Executive Secretary of NASB, Jim Obazee, who declined to comment on the issue, however confirmed that the board would meet with the CBN on the issue.
"The CBN is trying to meet with us on the issue and so, I would not want to talk about it now. We are co-regulating the sector and will wait to meet the apex bank before we make announcements to the press," he said.
Reacting to this development, auditors who spoke on grounds of anonymity expressed doubt over the success of the alleged lobby.
For instance, an auditor from one of the 'big four' audit firms in Nigeria recalled that "The Nigerian Accounting Standards Board published a full-page directive in several newspapers last week. I spoke with the NASB CEO who made it clear that NASB will enforce compliance."
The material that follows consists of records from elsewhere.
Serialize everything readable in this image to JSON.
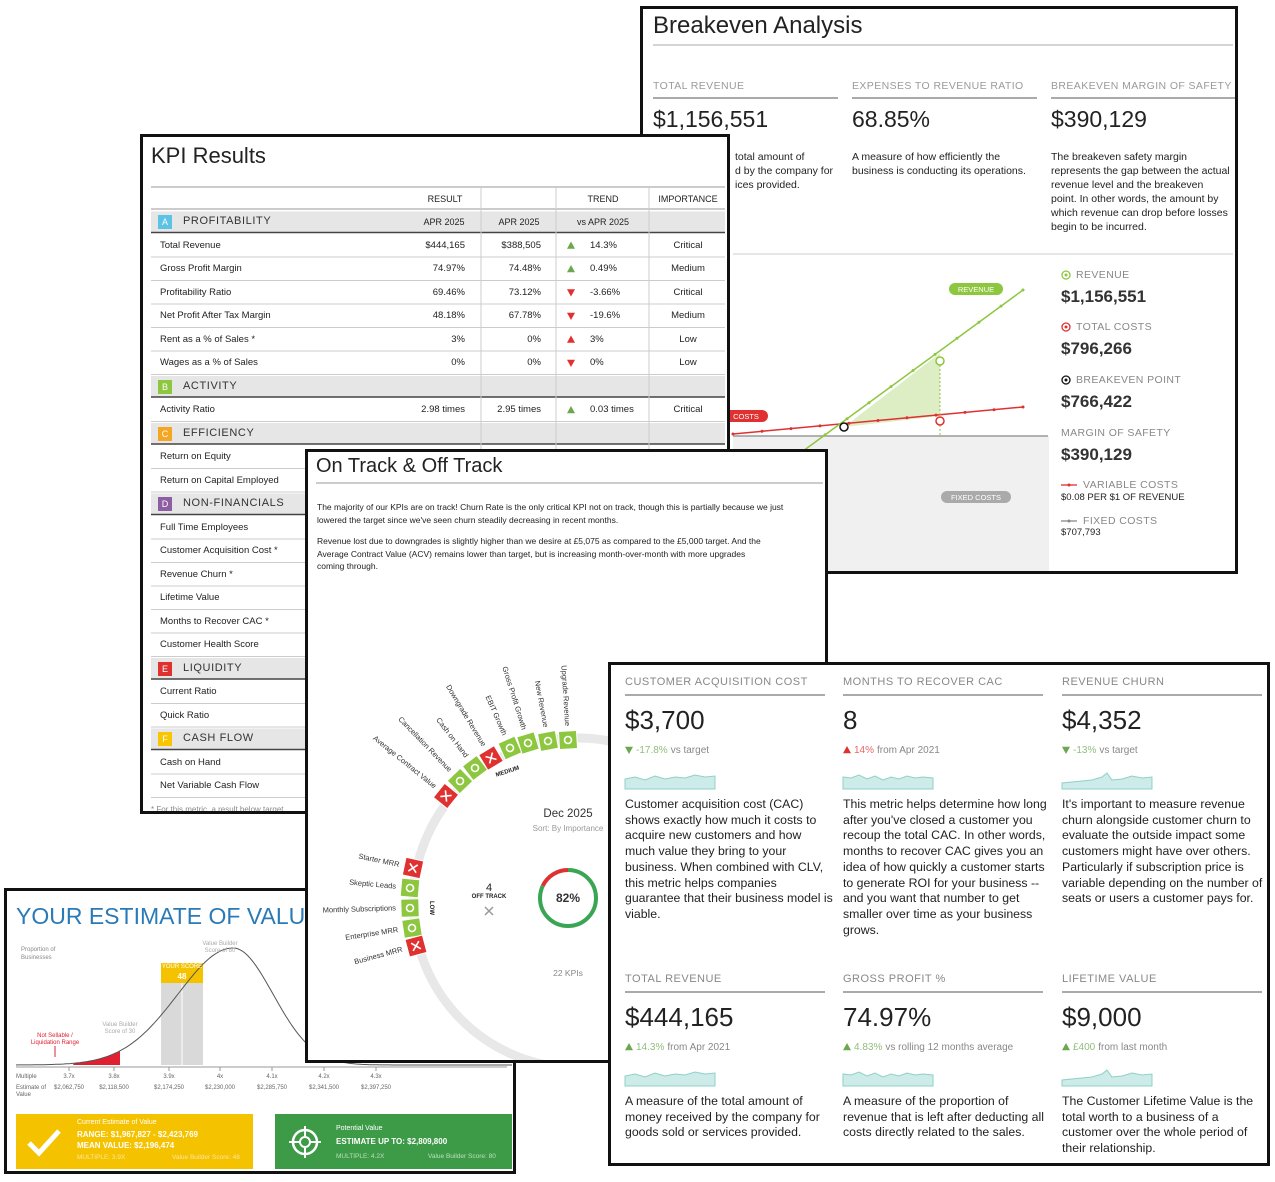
{
  "breakeven": {
    "title": "Breakeven Analysis",
    "metrics": [
      {
        "label": "TOTAL REVENUE",
        "value": "$1,156,551",
        "description": [
          "total amount of",
          "d by the company for",
          "ices provided."
        ]
      },
      {
        "label": "EXPENSES TO REVENUE RATIO",
        "value": "68.85%",
        "description": [
          "A measure of how efficiently the",
          "business is conducting its operations."
        ]
      },
      {
        "label": "BREAKEVEN MARGIN OF SAFETY",
        "value": "$390,129",
        "description": [
          "The breakeven safety margin",
          "represents the gap between the actual",
          "revenue level and the breakeven",
          "point. In other words, the amount by",
          "which revenue can drop before losses",
          "begin to be incurred."
        ]
      }
    ],
    "chart_labels": [
      "REVENUE",
      "COSTS",
      "FIXED COSTS"
    ],
    "legend": [
      {
        "label": "REVENUE",
        "value": "$1,156,551"
      },
      {
        "label": "TOTAL COSTS",
        "value": "$796,266"
      },
      {
        "label": "BREAKEVEN POINT",
        "value": "$766,422"
      },
      {
        "label": "MARGIN OF SAFETY",
        "value": "$390,129"
      },
      {
        "label": "VARIABLE COSTS",
        "value": "$0.08 PER $1 OF REVENUE"
      },
      {
        "label": "FIXED COSTS",
        "value": "$707,793"
      }
    ]
  },
  "kpi": {
    "title": "KPI Results",
    "headers": [
      "RESULT",
      "TREND",
      "IMPORTANCE"
    ],
    "subheaders": [
      "APR 2025",
      "APR 2025",
      "vs APR 2025"
    ],
    "sections": [
      {
        "letter": "A",
        "name": "PROFITABILITY",
        "color": "#5bc4e5",
        "rows": [
          {
            "name": "Total Revenue",
            "result": "$444,165",
            "previous": "$388,505",
            "arrow": "up",
            "arrow_color": "#6aa84f",
            "trend": "14.3%",
            "importance": "Critical"
          },
          {
            "name": "Gross Profit Margin",
            "result": "74.97%",
            "previous": "74.48%",
            "arrow": "up",
            "arrow_color": "#6aa84f",
            "trend": "0.49%",
            "importance": "Medium"
          },
          {
            "name": "Profitability Ratio",
            "result": "69.46%",
            "previous": "73.12%",
            "arrow": "down",
            "arrow_color": "#e03131",
            "trend": "-3.66%",
            "importance": "Critical"
          },
          {
            "name": "Net Profit After Tax Margin",
            "result": "48.18%",
            "previous": "67.78%",
            "arrow": "down",
            "arrow_color": "#e03131",
            "trend": "-19.6%",
            "importance": "Medium"
          },
          {
            "name": "Rent as a % of Sales *",
            "result": "3%",
            "previous": "0%",
            "arrow": "up",
            "arrow_color": "#e03131",
            "trend": "3%",
            "importance": "Low"
          },
          {
            "name": "Wages as a % of Sales",
            "result": "0%",
            "previous": "0%",
            "arrow": "down",
            "arrow_color": "#e03131",
            "trend": "0%",
            "importance": "Low"
          }
        ]
      },
      {
        "letter": "B",
        "name": "ACTIVITY",
        "color": "#8dc63f",
        "rows": [
          {
            "name": "Activity Ratio",
            "result": "2.98 times",
            "previous": "2.95 times",
            "arrow": "up",
            "arrow_color": "#6aa84f",
            "trend": "0.03 times",
            "importance": "Critical"
          }
        ]
      },
      {
        "letter": "C",
        "name": "EFFICIENCY",
        "color": "#f5a623",
        "rows": [
          {
            "name": "Return on Equity"
          },
          {
            "name": "Return on Capital Employed"
          }
        ]
      },
      {
        "letter": "D",
        "name": "NON-FINANCIALS",
        "color": "#8e5ea2",
        "rows": [
          {
            "name": "Full Time Employees"
          },
          {
            "name": "Customer Acquisition Cost *"
          },
          {
            "name": "Revenue Churn *"
          },
          {
            "name": "Lifetime Value"
          },
          {
            "name": "Months to Recover CAC *"
          },
          {
            "name": "Customer Health Score"
          }
        ]
      },
      {
        "letter": "E",
        "name": "LIQUIDITY",
        "color": "#e03131",
        "rows": [
          {
            "name": "Current Ratio"
          },
          {
            "name": "Quick Ratio"
          }
        ]
      },
      {
        "letter": "F",
        "name": "CASH FLOW",
        "color": "#f7c600",
        "rows": [
          {
            "name": "Cash on Hand"
          },
          {
            "name": "Net Variable Cash Flow"
          }
        ]
      }
    ],
    "footnote": "* For this metric, a result below target"
  },
  "ontrack": {
    "title": "On Track & Off Track",
    "paragraphs": [
      [
        "The majority of our KPIs are on track! Churn Rate is the only critical KPI not on track, though this is partially because we just",
        "lowered the target since we've seen churn steadily decreasing in recent months."
      ],
      [
        "Revenue lost due to downgrades is slightly higher than we desire at £5,075 as compared to the £5,000 target. And the",
        "Average Contract Value (ACV) remains lower than target, but is increasing month-over-month with more upgrades",
        "coming through."
      ]
    ],
    "medium": {
      "label": "MEDIUM",
      "items": [
        {
          "name": "Average Contract Value",
          "status": "off"
        },
        {
          "name": "Cancellation Revenue",
          "status": "on"
        },
        {
          "name": "Cash on Hand",
          "status": "on"
        },
        {
          "name": "Downgrade Revenue",
          "status": "off"
        },
        {
          "name": "EBIT Growth",
          "status": "on"
        },
        {
          "name": "Gross Profit Growth",
          "status": "on"
        },
        {
          "name": "New Revenue",
          "status": "on"
        },
        {
          "name": "Upgrade Revenue",
          "status": "on"
        }
      ]
    },
    "low": {
      "label": "LOW",
      "items": [
        {
          "name": "Starter MRR",
          "status": "off"
        },
        {
          "name": "Skeptic Leads",
          "status": "on"
        },
        {
          "name": "Monthly Subscriptions",
          "status": "on"
        },
        {
          "name": "Enterprise MRR",
          "status": "on"
        },
        {
          "name": "Business MRR",
          "status": "off"
        }
      ]
    },
    "date": "Dec 2025",
    "sort": "Sort: By Importance",
    "off_track_count": 4,
    "off_track_label": "OFF TRACK",
    "gauge": {
      "value": 82,
      "label": "82%"
    },
    "kpi_count": "22 KPIs"
  },
  "estimate": {
    "title": "YOUR ESTIMATE OF VALUE",
    "y_label": [
      "Proportion of",
      "Businesses"
    ],
    "high_score": [
      "Value Builder",
      "Score of 80"
    ],
    "your_score": "YOUR SCORE",
    "score": "48",
    "low_range": [
      "Not Sellable /",
      "Liquidation Range"
    ],
    "low_score": [
      "Value Builder",
      "Score of 30"
    ],
    "row_labels": [
      "Multiple",
      "Estimate of",
      "Value"
    ],
    "multiples": [
      "3.7x",
      "3.8x",
      "3.9x",
      "4x",
      "4.1x",
      "4.2x",
      "4.3x"
    ],
    "values": [
      "$2,062,750",
      "$2,118,500",
      "$2,174,250",
      "$2,230,000",
      "$2,285,750",
      "$2,341,500",
      "$2,397,250"
    ],
    "current": {
      "title": "Current Estimate of Value",
      "range": "RANGE: $1,967,827 - $2,423,769",
      "mean": "MEAN VALUE: $2,196,474",
      "multiple": "MULTIPLE: 3.9X",
      "score": "Value Builder Score: 48"
    },
    "potential": {
      "title": "Potential Value",
      "estimate": "ESTIMATE UP TO: $2,809,800",
      "multiple": "MULTIPLE: 4.2X",
      "score": "Value Builder Score: 80"
    }
  },
  "cards": [
    {
      "label": "CUSTOMER ACQUISITION COST",
      "value": "$3,700",
      "arrow": "down",
      "arrow_color": "#6aa84f",
      "delta": "-17.8%",
      "delta_text": "vs target",
      "description": [
        "Customer acquisition cost (CAC)",
        "shows exactly how much it costs to",
        "acquire new customers and how",
        "much value they bring to your",
        "business. When combined with CLV,",
        "this metric helps companies",
        "guarantee that their business model is",
        "viable."
      ]
    },
    {
      "label": "MONTHS TO RECOVER CAC",
      "value": "8",
      "arrow": "up",
      "arrow_color": "#e03131",
      "delta": "14%",
      "delta_text": "from Apr 2021",
      "description": [
        "This metric helps determine how long",
        "after you've closed a customer you",
        "recoup the total CAC. In other words,",
        "months to recover CAC gives you an",
        "idea of how quickly a customer starts",
        "to generate ROI for your business --",
        "and you want that number to get",
        "smaller over time as your business",
        "grows."
      ]
    },
    {
      "label": "REVENUE CHURN",
      "value": "$4,352",
      "arrow": "down",
      "arrow_color": "#6aa84f",
      "delta": "-13%",
      "delta_text": "vs target",
      "description": [
        "It's important to measure revenue",
        "churn alongside customer churn to",
        "evaluate the outside impact some",
        "customers might have over others.",
        "Particularly if subscription price is",
        "variable depending on the number of",
        "seats or users a customer pays for."
      ]
    },
    {
      "label": "TOTAL REVENUE",
      "value": "$444,165",
      "arrow": "up",
      "arrow_color": "#6aa84f",
      "delta": "14.3%",
      "delta_text": "from Apr 2021",
      "description": [
        "A measure of the total amount of",
        "money received by the company for",
        "goods sold or services provided."
      ]
    },
    {
      "label": "GROSS PROFIT %",
      "value": "74.97%",
      "arrow": "up",
      "arrow_color": "#6aa84f",
      "delta": "4.83%",
      "delta_text": "vs rolling 12 months average",
      "description": [
        "A measure of the proportion of",
        "revenue that is left after deducting all",
        "costs directly related to the sales."
      ]
    },
    {
      "label": "LIFETIME VALUE",
      "value": "$9,000",
      "arrow": "up",
      "arrow_color": "#6aa84f",
      "delta": "£400",
      "delta_text": "from last month",
      "description": [
        "The Customer Lifetime Value is the",
        "total worth to a business of a",
        "customer over the whole period of",
        "their relationship."
      ]
    }
  ]
}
Also commenting on the matter, Eben Akinyemi of Stransact Partners noted that with the International Financial Reporting Standard (IFRS) transition date already at hand, the allegation is not necessary because with the IFRS, the current accounting principles will soon be jettisoned.
"This question will be overtaken by the implementation of IFRS. Under IFRS, such rule-based accounting pronouncements will be jettisoned in favour of a principle-based system that calls on the drafters of financial statements to use their judgment to make full and reliable disclosures with respect to their loan losses," he stated.
He added "Where you have made full disclosures in respect of all known losses, there will be no need for the prudential guidelines adopted. No need to lobby. They should go for early adoption of IFRS."
Until the establishment of AMCON to manage the toxic assets of the sector, 10 out of the 24 banks in the system had NPLs to the tune of N3 trillion which was suffocating to the sector.
Paragraph 55 of SAS 10 stipulates that "Banks should make general loan loss provisions of at least one per cent of risks assets not specifically provided for, in addition to specific provisions to provide against the as yet unidentified losses which are known to exist in any portfolio, using a systematic method which should be consistently followed from period to period."